Le Margrave Charles Guillaume de Baden-Durlach rêvait d’avoir une nouvelle résidence : ainsi est né Karlsruhe, en 1715. La ville a été conçue comme une cité idéale – dont le centre est un “château soleil” d’où partent 32 rayons – puis a évolué au fil des années, notamment grâce à l’élégance classique de Friedrich Weinbrenner qui marqua l’espace urbain de son empreinte au XIXe siècle construisant, par exemple, une Pyramide (1825). Trônant sur la Marktplatz, elle abrite la tombe du Margrave (et rappelle les audaces utopistes de Claude-Nicolas Ledoux). Autre figure architecturale marquante, Walter Gropius qui a bâti un vaste ensemble dans le quartier de Dammerstock, même si ce monument du Bauhaus est resté inachevé pour des raisons budgétaires.

Hier

Des bâtiments du XIXe siècle, des allées remontées aux charmes puissants, des parcs structurant un espac eurbain lâche… Karlsruhe déploie ses charmes wilhelminiens dont le symbole pourrait être la Staatliche Kunsthalle, un des plus anciens musées d’Allemagne.
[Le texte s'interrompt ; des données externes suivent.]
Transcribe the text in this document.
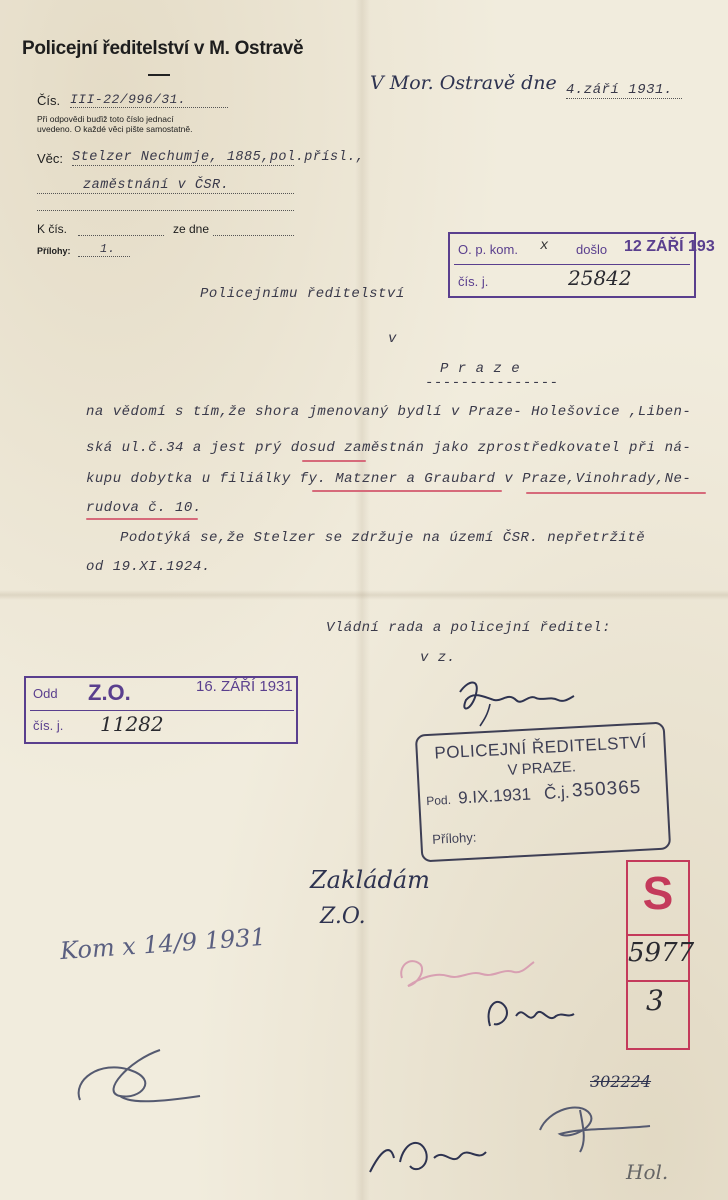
Policejní ředitelství v M. Ostravě
V Mor. Ostravě dne 4.září 1931.
Čís. III-22/996/31.
Při odpovědi buďiž toto číslo jednací
uvedeno. O každé věci pište samostatně.
Věc: Stelzer Nechumje, 1885,pol.přísl.,
zaměstnání v ČSR.
K čís.	ze dne
Přílohy:	1.	O. p. kom. x došlo 12 ZÁŘÍ 193
čís. j.	25842
Policejnímu ředitelství
v
P r a z e
---------------
na vědomí s tím,že shora jmenovaný bydlí v Praze- Holešovice ,Liben-
ská ul.č.34 a jest prý dosud zaměstnán jako zprostředkovatel při ná-
kupu dobytka u filiálky fy. Matzner a Graubard v Praze,Vinohrady,Ne-
rudova č. 10.
Podotýká se,že Stelzer se zdržuje na území ČSR. nepřetržitě
od 19.XI.1924.
Vládní rada a policejní ředitel:
v z.
Odd Z.O.	16. ZÁŘÍ 1931
čís. j. 11282
POLICEJNÍ ŘEDITELSTVÍ
V PRAZE.
Pod. 9.IX.1931 Č.j. 350365
Přílohy:
S
5977
3
Zakládám
Z.O.
Kom x 14/9 1931
302224
Hol.
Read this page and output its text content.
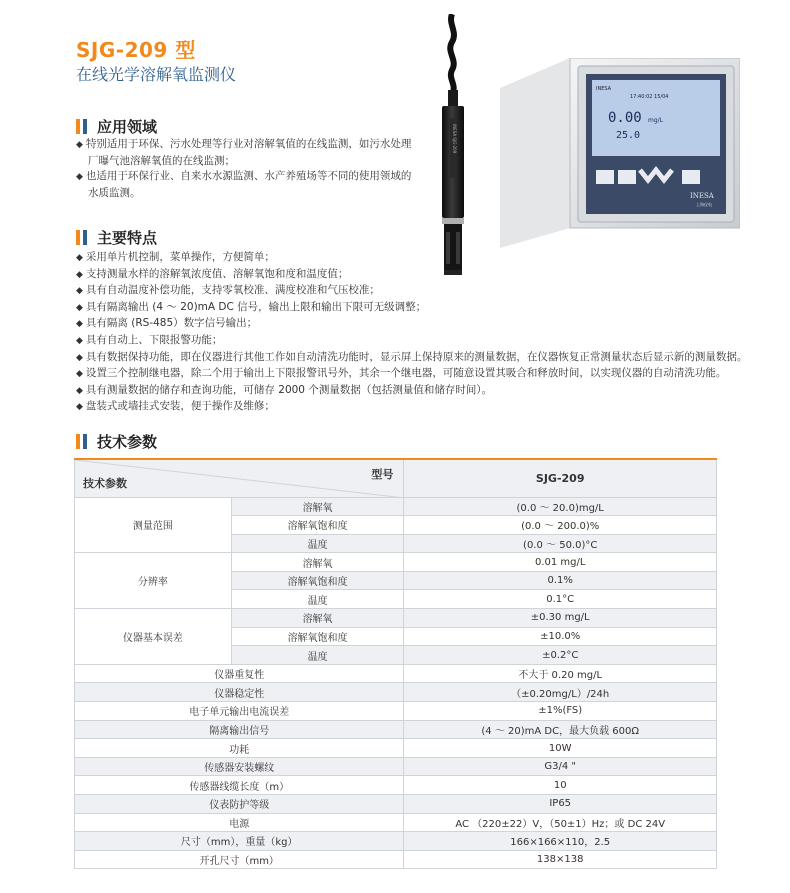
SJG-209 型
在线光学溶解氧监测仪
应用领域
◆ 特别适用于环保、污水处理等行业对溶解氧值的在线监测，如污水处理
厂曝气池溶解氧值的在线监测；
◆ 也适用于环保行业、自来水水源监测、水产养殖场等不同的使用领域的
水质监测。
主要特点
◆ 采用单片机控制，菜单操作，方便简单；
◆ 支持测量水样的溶解氧浓度值、溶解氧饱和度和温度值；
◆ 具有自动温度补偿功能，支持零氧校准、满度校准和气压校准；
◆ 具有隔离输出 (4 ～ 20)mA DC 信号，输出上限和输出下限可无级调整；
◆ 具有隔离 (RS-485）数字信号输出；
◆ 具有自动上、下限报警功能；
◆ 具有数据保持功能，即在仪器进行其他工作如自动清洗功能时，显示屏上保持原来的测量数据，在仪器恢复正常测量状态后显示新的测量数据。
◆ 设置三个控制继电器，除二个用于输出上下限报警讯号外，其余一个继电器，可随意设置其吸合和释放时间，以实现仪器的自动清洗功能。
◆ 具有测量数据的储存和查询功能，可储存 2000 个测量数据（包括测量值和储存时间）。
◆ 盘装式或墙挂式安装，便于操作及维修；
技术参数
INESA SJG-209
INESA
17:40:02 15/04
0.00 mg/L
25.0
INESA
上海仪电
型号
技术参数		SJG-209
测量范围	溶解氧	(0.0 ～ 20.0)mg/L
	溶解氧饱和度	(0.0 ～ 200.0)%
	温度	(0.0 ～ 50.0)°C
分辨率	溶解氧	0.01 mg/L
	溶解氧饱和度	0.1%
	温度	0.1°C
仪器基本误差	溶解氧	±0.30 mg/L
	溶解氧饱和度	±10.0%
	温度	±0.2°C
仪器重复性		不大于 0.20 mg/L
仪器稳定性		（±0.20mg/L）/24h
电子单元输出电流误差		±1%(FS)
隔离输出信号		(4 ～ 20)mA DC，最大负载 600Ω
功耗		10W
传感器安装螺纹		G3/4 "
传感器线缆长度（m）		10
仪表防护等级		IP65
电源		AC （220±22）V，（50±1）Hz；或 DC 24V
尺寸（mm），重量（kg）		166×166×110，2.5
开孔尺寸（mm）		138×138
Lorsqu’Heinrich Hübsch imagine l’édifice, au début du XIXe siècle, il souhaite une oeuvre d’art totale englobant peinture, sculpture et architecture, un lieu « où l’oeil, l’émotion et la raison vont main dans la main ». Dans un palais néoclassique aux influences italiennes se découvrent d’impressionnantes collections dont les fleurons sont signés Hans Baldung Grien, Caspar David Friedrich (avec des rochers inquiétants hérissant un plage nimbée par le clair de lune), Rembrandt (son plus bel autoportrait) ou encore Max Ernst dont on admire un bel ensemble. Dans ce qui reste du château est abrité le Badisches Landesmuseum où se déploie un riche fonds allant de la préhistoire aux Lumières. Notre coup de coeur ? Le Joueur de harpe, élégante et rare idole cycladique aux lignes pures et altières découverte à Santorin et datant de 2 500 avant Jésus-Christ.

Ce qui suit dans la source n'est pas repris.